In fact, from all these observations, I make a comparatively optimistic conclusion: we do not need a “universal classification of everything and everyone” (which will always be indisputable and hardly practically achievable) - only a classification within the language field is required. On the one hand, this is bad: for each language you need to build your own hierarchy. On the other hand, this is good: the linguistic picture of the world can definitely be studied on the basis of existing texts, and, I think, building the required hierarchy is at least theoretically achievable.
Yes, the question arises: is there a hierarchy? Maybe this is a more complex structure, a kind of "multiple inheritance" with the simultaneous belonging of objects to different branches of the hierarchy? Honestly, I do not know. While I stopped at the hierarchy, I can’t give an example when the tree-like class system would not be enough. But I can admit that it happens.
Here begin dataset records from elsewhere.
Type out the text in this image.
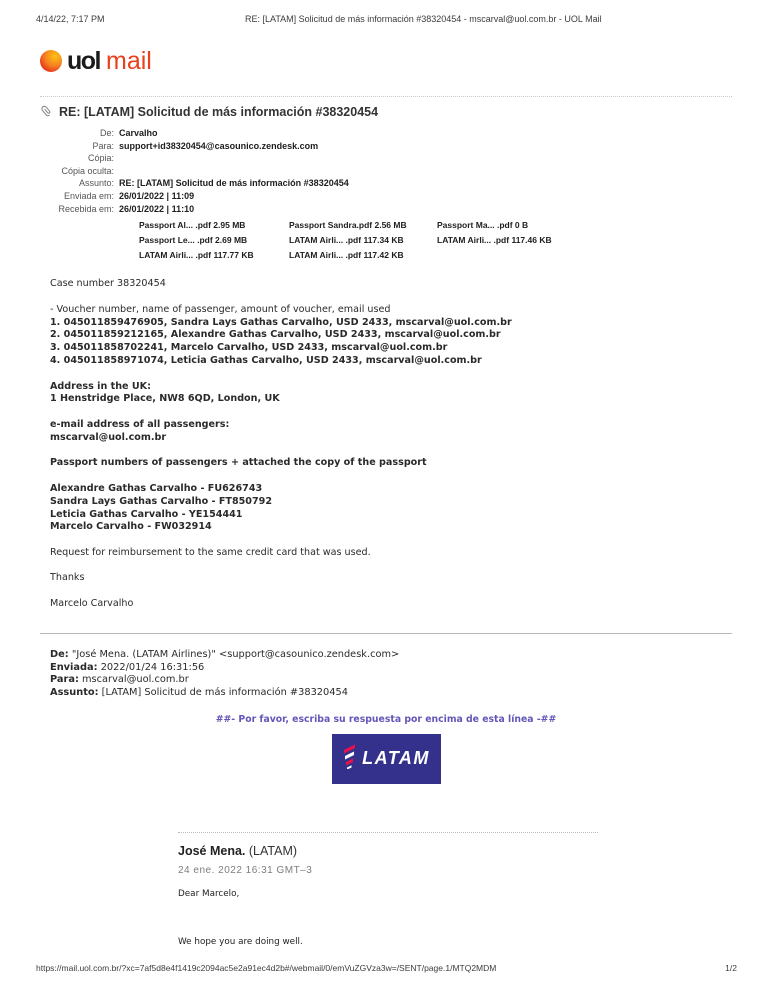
4/14/22, 7:17 PM	RE: [LATAM] Solicitud de más información #38320454 - mscarval@uol.com.br - UOL Mail
uol mail
RE: [LATAM] Solicitud de más información #38320454
De: Carvalho
Para: support+id38320454@casounico.zendesk.com
Cópia:
Cópia oculta:
Assunto: RE: [LATAM] Solicitud de más información #38320454
Enviada em: 26/01/2022 | 11:09
Recebida em: 26/01/2022 | 11:10
Passport Al... .pdf 2.95 MB	Passport Sandra.pdf 2.56 MB	Passport Ma... .pdf 0 B
Passport Le... .pdf 2.69 MB	LATAM Airli... .pdf 117.34 KB	LATAM Airli... .pdf 117.46 KB
LATAM Airli... .pdf 117.77 KB	LATAM Airli... .pdf 117.42 KB
Case number 38320454
- Voucher number, name of passenger, amount of voucher, email used
1. 045011859476905, Sandra Lays Gathas Carvalho, USD 2433, mscarval@uol.com.br
2. 045011859212165, Alexandre Gathas Carvalho, USD 2433, mscarval@uol.com.br
3. 045011858702241, Marcelo Carvalho, USD 2433, mscarval@uol.com.br
4. 045011858971074, Leticia Gathas Carvalho, USD 2433, mscarval@uol.com.br
Address in the UK:
1 Henstridge Place, NW8 6QD, London, UK
e-mail address of all passengers:
mscarval@uol.com.br
Passport numbers of passengers + attached the copy of the passport
Alexandre Gathas Carvalho - FU626743
Sandra Lays Gathas Carvalho - FT850792
Leticia Gathas Carvalho - YE154441
Marcelo Carvalho - FW032914
Request for reimbursement to the same credit card that was used.
Thanks
Marcelo Carvalho
De: "José Mena. (LATAM Airlines)" <support@casounico.zendesk.com>
Enviada: 2022/01/24 16:31:56
Para: mscarval@uol.com.br
Assunto: [LATAM] Solicitud de más información #38320454
##- Por favor, escriba su respuesta por encima de esta línea -##
LATAM
José Mena. (LATAM)
24 ene. 2022 16:31 GMT–3
Dear Marcelo,
We hope you are doing well.
https://mail.uol.com.br/?xc=7af5d8e4f1419c2094ac5e2a91ec4d2b#/webmail/0/emVuZGVza3w=/SENT/page.1/MTQ2MDM	1/2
Here, by the way, one of problems XDG gets out: hierarchical types are not supported. However, for myself I found a way out: it is necessary to generate separate types for all possible superclasses. For example, there is a branch “object-material-ware”. Then, in the XDG, the word “cup” from the class “dishes” turns into three descriptions:
CUP object ()
object / material CUP ()
object / material / dishes CUP ()
Everything, on it we will finish. In the next, probably the last part, I am going to talk about the “semantic language” and speculate a little about where in our area you can try to dig, what are the difficulties in the “scientific and political” respect.